Mind you, no byte will be lost, and the order of bytes won't change. (Of course connection-loss is possible).

Scraph 01-18-2016 08:30 AM

Yeah, the MTU of Ethernet is lower than TCP/IP allowed segments/packets ... but the IP protocol itself would have to handle fragmentation of its own datagrams, if the physical/hardware layers were to cause it. After all, UDP datagrams still guarantee that a single write() command will always be received on the other end by a single read() command (if received at all, of course).

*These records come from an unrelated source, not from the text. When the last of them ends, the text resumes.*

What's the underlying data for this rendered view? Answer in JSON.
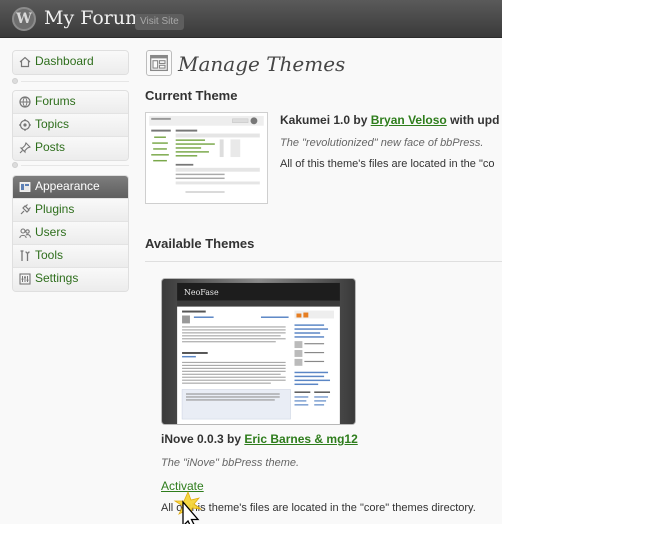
{
  "header": {
    "site_title": "My Forum",
    "visit_site_label": "Visit Site",
    "logo_letter": "W"
  },
  "sidebar": {
    "groups": [
      {
        "items": [
          {
            "label": "Dashboard",
            "icon": "home-icon"
          }
        ]
      },
      {
        "items": [
          {
            "label": "Forums",
            "icon": "globe-icon"
          },
          {
            "label": "Topics",
            "icon": "topics-icon"
          },
          {
            "label": "Posts",
            "icon": "pin-icon"
          }
        ]
      },
      {
        "items": [
          {
            "label": "Appearance",
            "icon": "appearance-icon",
            "current": true
          },
          {
            "label": "Plugins",
            "icon": "plugin-icon"
          },
          {
            "label": "Users",
            "icon": "users-icon"
          },
          {
            "label": "Tools",
            "icon": "tools-icon"
          },
          {
            "label": "Settings",
            "icon": "settings-icon"
          }
        ]
      }
    ]
  },
  "main": {
    "title": "Manage Themes",
    "current_theme": {
      "heading": "Current Theme",
      "name": "Kakumei 1.0 by ",
      "author": "Bryan Veloso",
      "suffix": " with upd",
      "description": "The \"revolutionized\" new face of bbPress.",
      "location": "All of this theme's files are located in the \"co"
    },
    "available_themes": {
      "heading": "Available Themes",
      "items": [
        {
          "name": "iNove 0.0.3 by ",
          "author": "Eric Barnes & mg12",
          "description": "The \"iNove\" bbPress theme.",
          "activate_label": "Activate",
          "location": "All of this theme's files are located in the \"core\" themes directory.",
          "preview_logo": "NeoFase"
        }
      ]
    }
  },
  "colors": {
    "header_bg": "#464646",
    "link_green": "#2e7d1c",
    "current_menu_bg": "#6d6d6d"
  }
}
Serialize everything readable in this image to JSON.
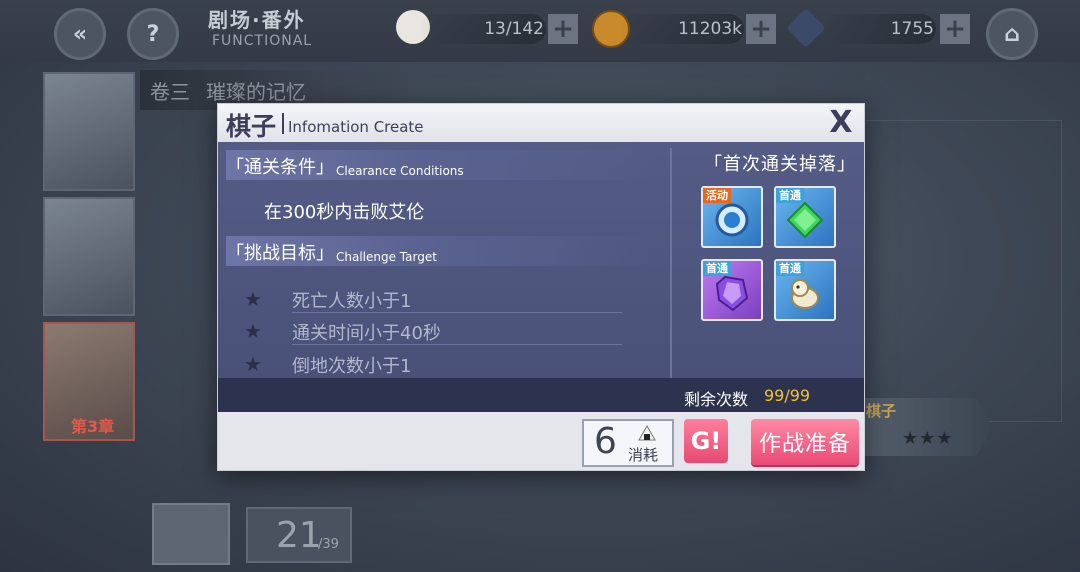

In reading the socket man page and other articles on the subject, I find that I'm really just wishing that `SOCK_SEQPACKET' was supported on TCP/IP. That's pretty much what I've found I was asking for ... sequenced, reliable, two-way, connection-based _datagrams_.

On further thought, my application can stand a few lost or out-of-order packets so I'll just go to SOCK_DGRAM.

teapottwo 01-18-2016 10:10 AM

Quote:

Originally Posted by Scraph (Post 5480294)
After all, UDP datagrams still guarantee that a single write() command will always be received on the other end by a single read() command (if received at all, of course).

Fragmentation rules still apply to UDP.